My whole outlook on the I.C. has changed for me now that I know that church is not an obligation. I still go to church but I don't look to the church as being the centre around which my whole Christian experience revolves. I can be a Christian with, or without, church. I suppose you could say I have died to the I.C. I think I'm glad it happened this way because if I had not encountered what I considered to be the "church of my dreams" I would still be seeking that experience and blaming my frustration on the lack of it.

Going to Church is like…Falling in Love with a Beautiful Woman

I suppose people’s dependency on the I.C. could be likened to falling in love with a beautiful woman: you convince yourself that if you just had a relationship with the woman of your dreams, everything would be just wonderful. You meet her and find that she is everything that you expected her to be, at first. But then over time, you realise that she has her faults and that she cannot be made responsible for your sense of security and self-esteem; you cannot always look to her to make decisions for you and to agree with everything you say and believe in.

This experience brings you to the realisation that you have to look within yourself for the strength, happiness and wisdom you seek.

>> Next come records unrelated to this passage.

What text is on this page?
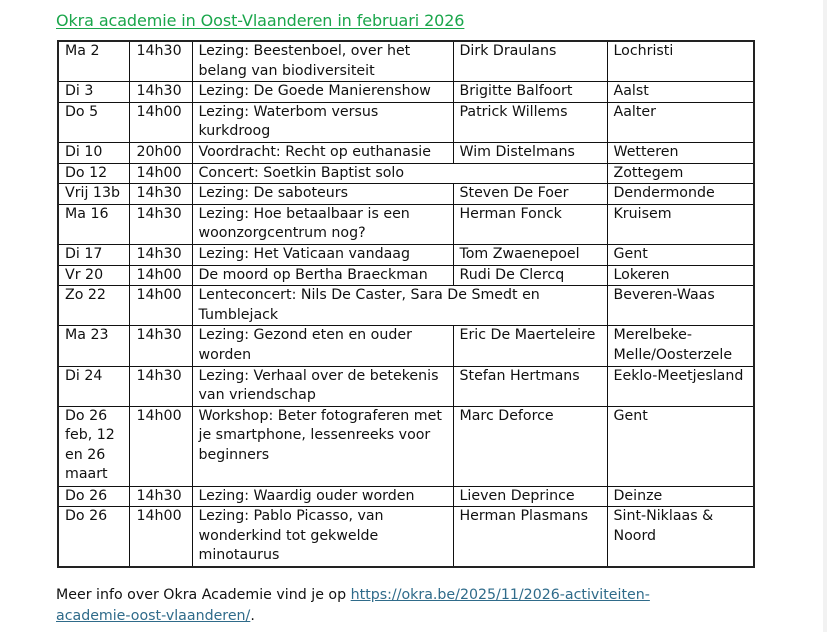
Okra academie in Oost-Vlaanderen in februari 2026
Ma 2	14h30	Lezing: Beestenboel, over het belang van biodiversiteit	Dirk Draulans	Lochristi
Di 3	14h30	Lezing: De Goede Manierenshow	Brigitte Balfoort	Aalst
Do 5	14h00	Lezing: Waterbom versus kurkdroog	Patrick Willems	Aalter
Di 10	20h00	Voordracht: Recht op euthanasie	Wim Distelmans	Wetteren
Do 12	14h00	Concert: Soetkin Baptist solo		Zottegem
Vrij 13b	14h30	Lezing: De saboteurs	Steven De Foer	Dendermonde
Ma 16	14h30	Lezing: Hoe betaalbaar is een woonzorgcentrum nog?	Herman Fonck	Kruisem
Di 17	14h30	Lezing: Het Vaticaan vandaag	Tom Zwaenepoel	Gent
Vr 20	14h00	De moord op Bertha Braeckman	Rudi De Clercq	Lokeren
Zo 22	14h00	Lenteconcert: Nils De Caster, Sara De Smedt en Tumblejack		Beveren-Waas
Ma 23	14h30	Lezing: Gezond eten en ouder worden	Eric De Maerteleire	Merelbeke-Melle/Oosterzele
Di 24	14h30	Lezing: Verhaal over de betekenis van vriendschap	Stefan Hertmans	Eeklo-Meetjesland
Do 26 feb, 12 en 26 maart	14h00	Workshop: Beter fotograferen met je smartphone, lessenreeks voor beginners	Marc Deforce	Gent
Do 26	14h30	Lezing: Waardig ouder worden	Lieven Deprince	Deinze
Do 26	14h00	Lezing: Pablo Picasso, van wonderkind tot gekwelde minotaurus	Herman Plasmans	Sint-Niklaas & Noord
Meer info over Okra Academie vind je op https://okra.be/2025/11/2026-activiteiten-academie-oost-vlaanderen/.
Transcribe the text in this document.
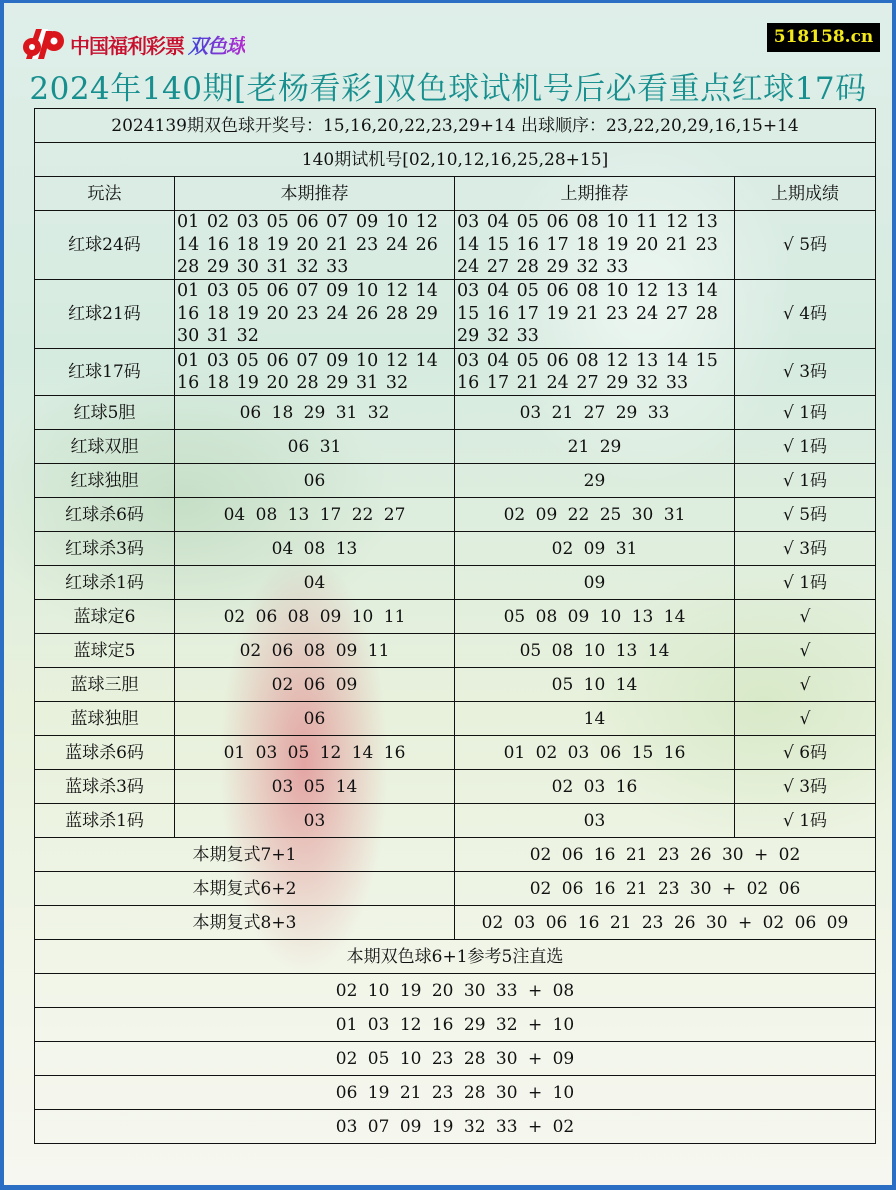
中国福利彩票 双色球	518158.cn
2024年140期[老杨看彩]双色球试机号后必看重点红球17码
2024139期双色球开奖号：15,16,20,22,23,29+14 出球顺序：23,22,20,29,16,15+14			
140期试机号[02,10,12,16,25,28+15]			
玩法	本期推荐	上期推荐	上期成绩
红球24码	01 02 03 05 06 07 09 10 12 14 16 18 19 20 21 23 24 26 28 29 30 31 32 33	03 04 05 06 08 10 11 12 13 14 15 16 17 18 19 20 21 23 24 27 28 29 32 33	√ 5码
红球21码	01 03 05 06 07 09 10 12 14 16 18 19 20 23 24 26 28 29 30 31 32	03 04 05 06 08 10 12 13 14 15 16 17 19 21 23 24 27 28 29 32 33	√ 4码
红球17码	01 03 05 06 07 09 10 12 14 16 18 19 20 28 29 31 32	03 04 05 06 08 12 13 14 15 16 17 21 24 27 29 32 33	√ 3码
红球5胆	06 18 29 31 32	03 21 27 29 33	√ 1码
红球双胆	06 31	21 29	√ 1码
红球独胆	06	29	√ 1码
红球杀6码	04 08 13 17 22 27	02 09 22 25 30 31	√ 5码
红球杀3码	04 08 13	02 09 31	√ 3码
红球杀1码	04	09	√ 1码
蓝球定6	02 06 08 09 10 11	05 08 09 10 13 14	√
蓝球定5	02 06 08 09 11	05 08 10 13 14	√
蓝球三胆	02 06 09	05 10 14	√
蓝球独胆	06	14	√
蓝球杀6码	01 03 05 12 14 16	01 02 03 06 15 16	√ 6码
蓝球杀3码	03 05 14	02 03 16	√ 3码
蓝球杀1码	03	03	√ 1码
本期复式7+1		02 06 16 21 23 26 30 + 02	
本期复式6+2		02 06 16 21 23 30 + 02 06	
本期复式8+3		02 03 06 16 21 23 26 30 + 02 06 09	
本期双色球6+1参考5注直选			
02 10 19 20 30 33 + 08			
01 03 12 16 29 32 + 10			
02 05 10 23 28 30 + 09			
06 19 21 23 28 30 + 10			
03 07 09 19 32 33 + 02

It's not that the woman is bad or wrong - it's just that she is being the person she was created to be - nothing more and nothing less. But she could be considered to be a bad person if a person comes along and expects her to be something that she was not intended to be. Now, if you were to not meet the woman of your dreams in this way, you could still be holding onto that thought that says, "I'll be happy when..."

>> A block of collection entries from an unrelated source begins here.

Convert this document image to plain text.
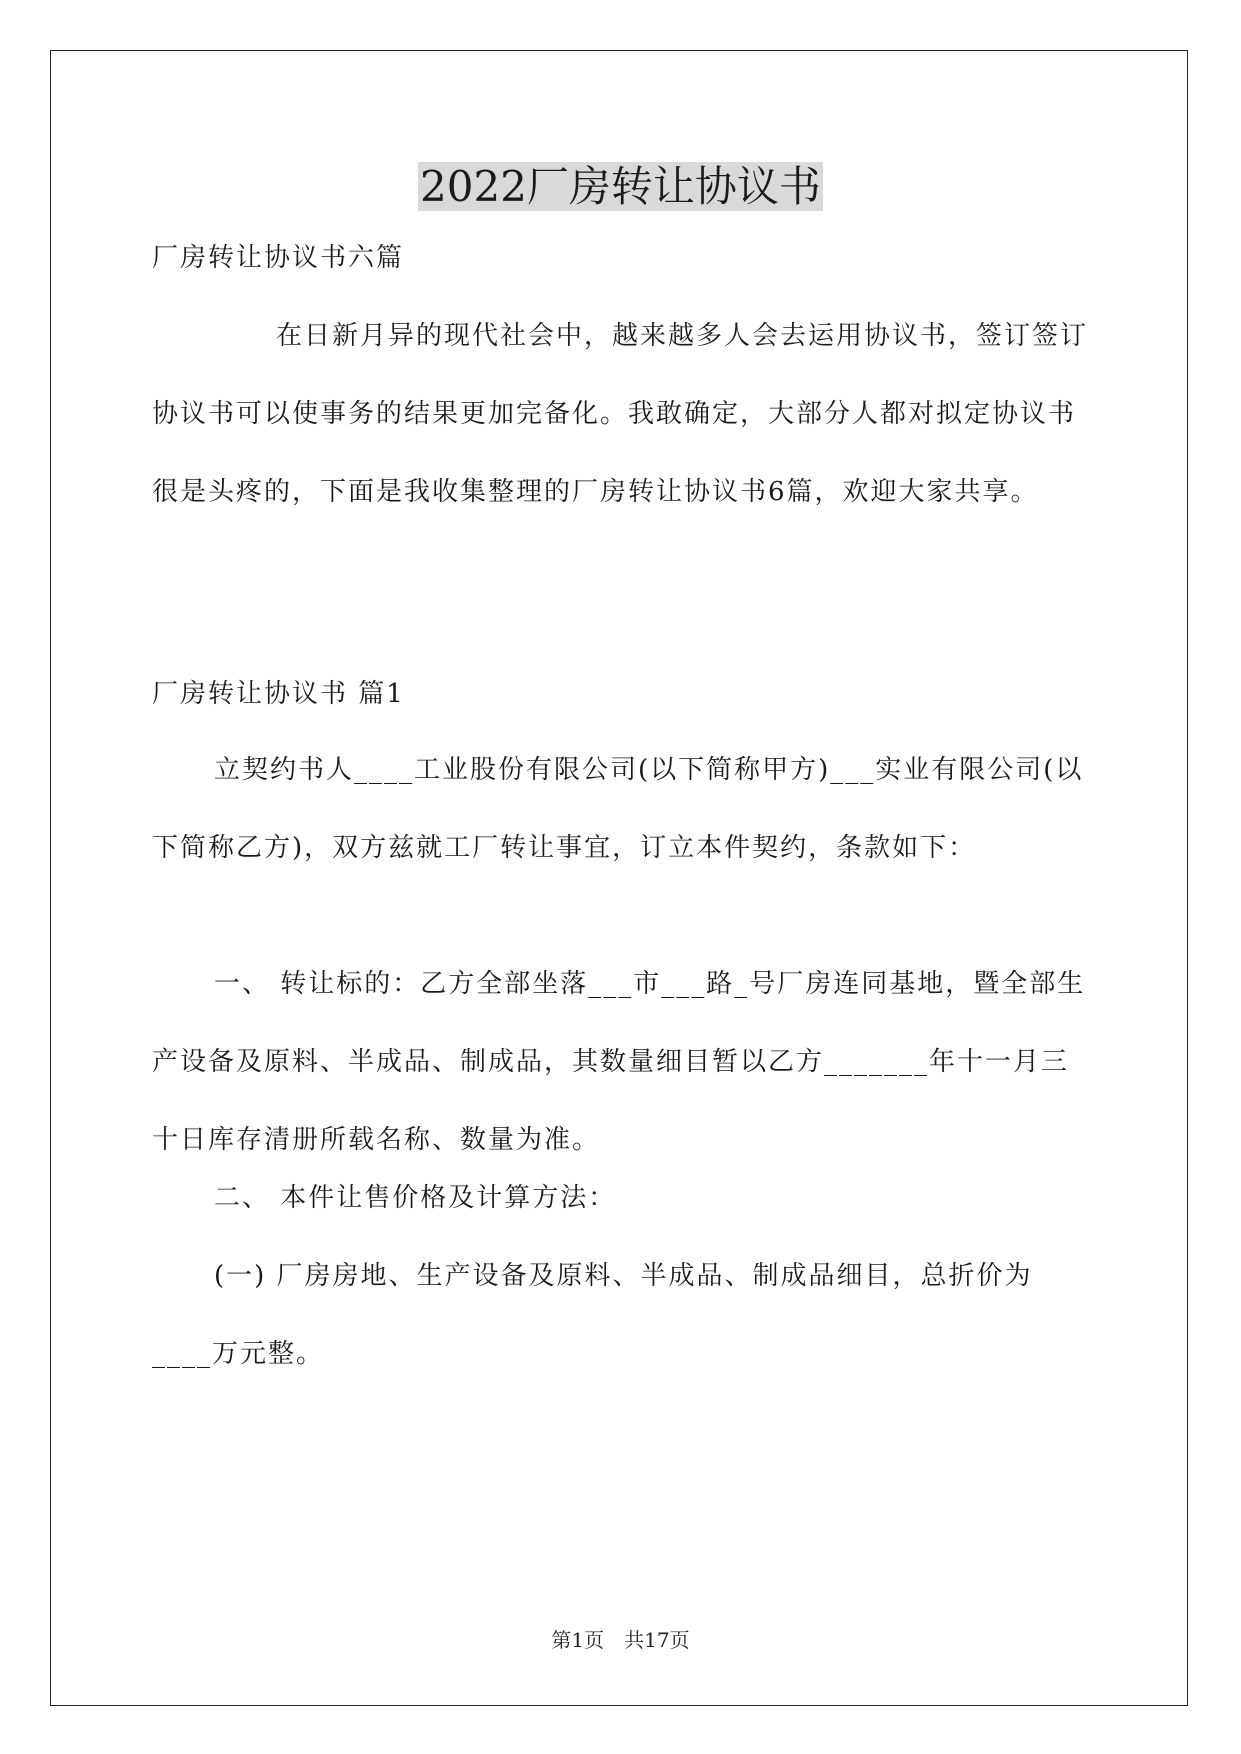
2022厂房转让协议书

厂房转让协议书六篇

在日新月异的现代社会中，越来越多人会去运用协议书，签订签订协议书可以使事务的结果更加完备化。我敢确定，大部分人都对拟定协议书很是头疼的，下面是我收集整理的厂房转让协议书6篇，欢迎大家共享。

厂房转让协议书 篇1

立契约书人____工业股份有限公司(以下简称甲方)___实业有限公司(以下简称乙方)，双方兹就工厂转让事宜，订立本件契约，条款如下：

一、 转让标的：乙方全部坐落___市___路_号厂房连同基地，暨全部生产设备及原料、半成品、制成品，其数量细目暂以乙方_______年十一月三十日库存清册所载名称、数量为准。

二、 本件让售价格及计算方法：

(一) 厂房房地、生产设备及原料、半成品、制成品细目，总折价为____万元整。

第1页　共17页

I think it is a very common expectation that many people, believers and unbelievers alike, have in this world: they think they’ll be happy when they meet the perfect woman. It all goes so very well at first, but after time, that person does not pay you the attention that she used to, she is no longer inclined to agree with you all of the time and she sticks up for herself and her own opinions. At that moment, that woman suddenly becomes the object of anger, scorn and ridicule just because a needy and insecure person tried to make that person an extension of himself and a means of attaining a sense of security and approval.

Obviously, what is needed in this situation is for the man to realise his own sense of righteousness without needing the approval and agreement of another person all of the time. This is where the Gospel message comes into play – providing a much needed sense of righteousness, without having the need to control others; allowing others to have their own beliefs, desires, motives, attitudes and opinions without feeling offended, unloved and powerless.

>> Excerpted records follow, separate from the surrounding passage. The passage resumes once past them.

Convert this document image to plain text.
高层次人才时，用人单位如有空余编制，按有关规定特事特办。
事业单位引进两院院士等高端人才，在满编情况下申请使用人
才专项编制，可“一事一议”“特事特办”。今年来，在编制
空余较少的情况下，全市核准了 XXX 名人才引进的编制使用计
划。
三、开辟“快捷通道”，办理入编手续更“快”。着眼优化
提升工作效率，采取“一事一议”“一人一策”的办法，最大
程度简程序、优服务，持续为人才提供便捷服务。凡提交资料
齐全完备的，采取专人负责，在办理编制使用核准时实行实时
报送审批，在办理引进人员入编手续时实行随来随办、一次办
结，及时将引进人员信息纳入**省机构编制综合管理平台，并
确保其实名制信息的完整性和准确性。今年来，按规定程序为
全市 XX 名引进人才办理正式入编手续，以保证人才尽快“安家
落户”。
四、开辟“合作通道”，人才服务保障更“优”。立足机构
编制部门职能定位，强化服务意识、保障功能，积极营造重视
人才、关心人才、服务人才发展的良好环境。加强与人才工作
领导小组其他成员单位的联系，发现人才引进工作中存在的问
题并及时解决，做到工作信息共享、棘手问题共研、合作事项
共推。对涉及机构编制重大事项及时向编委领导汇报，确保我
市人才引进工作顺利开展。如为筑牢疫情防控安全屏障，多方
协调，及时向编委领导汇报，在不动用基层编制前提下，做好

Today, there are far too many Christians who see the I.C. as being like a woman (or a man if you are yourself a woman) who is like their partner: someone who is there to constantly support them, validate them, agree with them and make decisions for them. I will put my hand up at this stage and admit that I’ve been a very insecure person for most of my life; I saw the church as the reflection or portal through which I experience Jesus, serve Him and determine His love for me – it is little wonder I have felt so frustrated and confused for so long.

The Need for Intimacy with Jesus Christ

What people need is a relationship with Christ, the head of the church, more than the relationship they are trying to have with the body. Don’t get me wrong: I believe that fellowship is important, but there is something seriously wrong when the I.C. becomes a substitute for a proper, intimate and fulfilling relationship with Jesus Christ. The quality of a believer’s relationship with other people, saved or unsaved, is determined, I believe, from their relationship with Jesus Christ.

Someone once said, “Our relationship with the horizontal is determined by our relationship with the vertical.” So if our relationship with Christ is so important – why does the I.C. so often stress the importance of fellowship with other church members more than that with Christ?